Premier album de l’orchestre cinématique, dirigé par Jason Swinscoe et ses acolytes Tom Chant (saxophone soprano, piano électrique et acoustique), Daniel Howard (batterie), Phil France (basse électrique et acoustique). On avait découvert Swinscoe solo sur quelques compilations Ninja Tune et déjà remarqué sa fascination pour le jazz 60’s et 70’s, celui d’Elvin Jones, Eric Dolphy ou Herbie Hancock, influences marquantes de ce Motion. Le principe de l’album fut de donner à apprendre différents samples de jazz aux musiciens, puis de les laisser improviser avec. Tous les morceaux sont donc enregistrés « live » puis arrangés par Swinscoe (sans la moindre rythmique drum’n’bass en vue). Le résultat -sept morceaux impeccables de maîtrise- est alternativement contemplatif ou groovy et parfois un peu insaisissable.

Durian, mélancolique ballade chantée, ouvre l’album très calmement. Ode to the big sea, morceau le plus groovy du disque, ressemble beaucoup à un morceau de BO des années 70 type Bullit. Le long Night of the iguana (treize minutes) est encore plus cinématographique et évoque avec une grande force des paysages noirs et urbains. Le mélange entre une batterie saccadée et très organique, les cuivres à la John Barry et les nappes de piano électrique donnent un rendu riche et captivant. Channel 1 suite, assez minimal mais toujours avec cette batterie démultipliée, est plus classique et ferait presque penser à un morceau de Massive Attack. Moins intéressant donc, mais Bluebirds, pur titre de free jazz, relève le niveau : batterie éclatée, échardes de saxo et coups de basse, il se termine par des cordes menaçantes pour une approche finalement presque plus rock que jazz.
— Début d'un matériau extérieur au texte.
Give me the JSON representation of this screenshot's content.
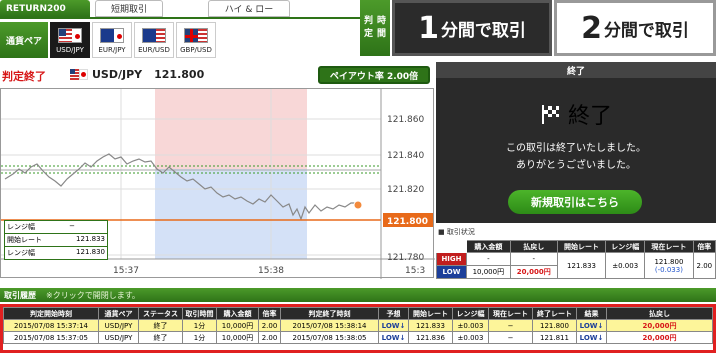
{
  "tabs": {
    "active": "RETURN200",
    "short": "短期取引",
    "highlow": "ハイ & ロー"
  },
  "pairs": {
    "label": "通貨ペア",
    "items": [
      {
        "label": "USD/JPY",
        "active": true
      },
      {
        "label": "EUR/JPY",
        "active": false
      },
      {
        "label": "EUR/USD",
        "active": false
      },
      {
        "label": "GBP/USD",
        "active": false
      }
    ]
  },
  "time": {
    "label1": "判定",
    "label2": "時間",
    "btn1_num": "1",
    "btn1_txt": "分間で取引",
    "btn2_num": "2",
    "btn2_txt": "分間で取引"
  },
  "chart_header": {
    "status": "判定終了",
    "pair": "USD/JPY",
    "price": "121.800",
    "payout": "ペイアウト率 2.00倍"
  },
  "chart_data": {
    "type": "line",
    "yticks": [
      "121.860",
      "121.840",
      "121.820",
      "121.800",
      "121.780"
    ],
    "xticks": [
      "15:37",
      "15:38",
      "15:3"
    ],
    "current": "121.800",
    "info": [
      {
        "label": "レンジ幅",
        "value": "−"
      },
      {
        "label": "開始レート",
        "value": "121.833"
      },
      {
        "label": "レンジ幅",
        "value": "121.830"
      }
    ]
  },
  "right_panel": {
    "header": "終了",
    "title": "終了",
    "msg1": "この取引は終了いたしました。",
    "msg2": "ありがとうございました。",
    "new_trade": "新規取引はこちら",
    "status_label": "取引状況",
    "table": {
      "headers": [
        "購入金額",
        "払戻し",
        "開始レート",
        "レンジ幅",
        "現在レート",
        "倍率"
      ],
      "high": {
        "label": "HIGH",
        "amount": "-",
        "payout": "-"
      },
      "low": {
        "label": "LOW",
        "amount": "10,000円",
        "payout": "20,000円"
      },
      "start_rate": "121.833",
      "range": "±0.003",
      "current_rate": "121.800",
      "diff": "(-0.033)",
      "mult": "2.00"
    }
  },
  "history": {
    "title": "取引履歴",
    "hint": "※クリックで開閉します。",
    "headers": [
      "判定開始時刻",
      "通貨ペア",
      "ステータス",
      "取引時間",
      "購入金額",
      "倍率",
      "判定終了時刻",
      "予想",
      "開始レート",
      "レンジ幅",
      "現在レート",
      "終了レート",
      "結果",
      "払戻し"
    ],
    "rows": [
      [
        "2015/07/08 15:37:14",
        "USD/JPY",
        "終了",
        "1分",
        "10,000円",
        "2.00",
        "2015/07/08 15:38:14",
        "LOW↓",
        "121.833",
        "±0.003",
        "−",
        "121.800",
        "LOW↓",
        "20,000円"
      ],
      [
        "2015/07/08 15:37:05",
        "USD/JPY",
        "終了",
        "1分",
        "10,000円",
        "2.00",
        "2015/07/08 15:38:05",
        "LOW↓",
        "121.836",
        "±0.003",
        "−",
        "121.811",
        "LOW↓",
        "20,000円"
      ]
    ]
  }
}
Après ce défouloir, le bien nommé And relax ! évoque les ballades de Coltrane ou plus modestement les récents et similaires essais de restituer un esprit jazz à une sauce personnelle de Frédéric Galliano. Heureusement, pas de discours théorique fumeux sur les monades chez Cinematic Orchestra, mais un amour évident de la production : échos, souffles, frottements et autres signes d’un jeu humain sont bien présents. Parfois même une voix lointaine vient se déposer délicatement sur l’ensemble. Enfin, les neuf minutes de Diabolus concluent le disque avec subtilité, évoquant tour à tour Pharoah Sanders ou Alice Coltrane, avec ses clochettes éparpillées et son piano méditatif.

Dans l’ensemble donc, un très beau disque qui ne plaira sans doute pas aux puristes du jazz qui n’y verront qu’une ré-interprétation sans saveur d’une musique qui en disait déjà plus il y a trente ans ou plus. Pourtant, pour nous autres dont les oreilles sont avides de constructions sonores à la fois riches et chaudes, et qui pouvons apprécier les anciens comme les modernes, ce Motion est un régal de composition et de sensibilité, à savourer le soir, en hiver.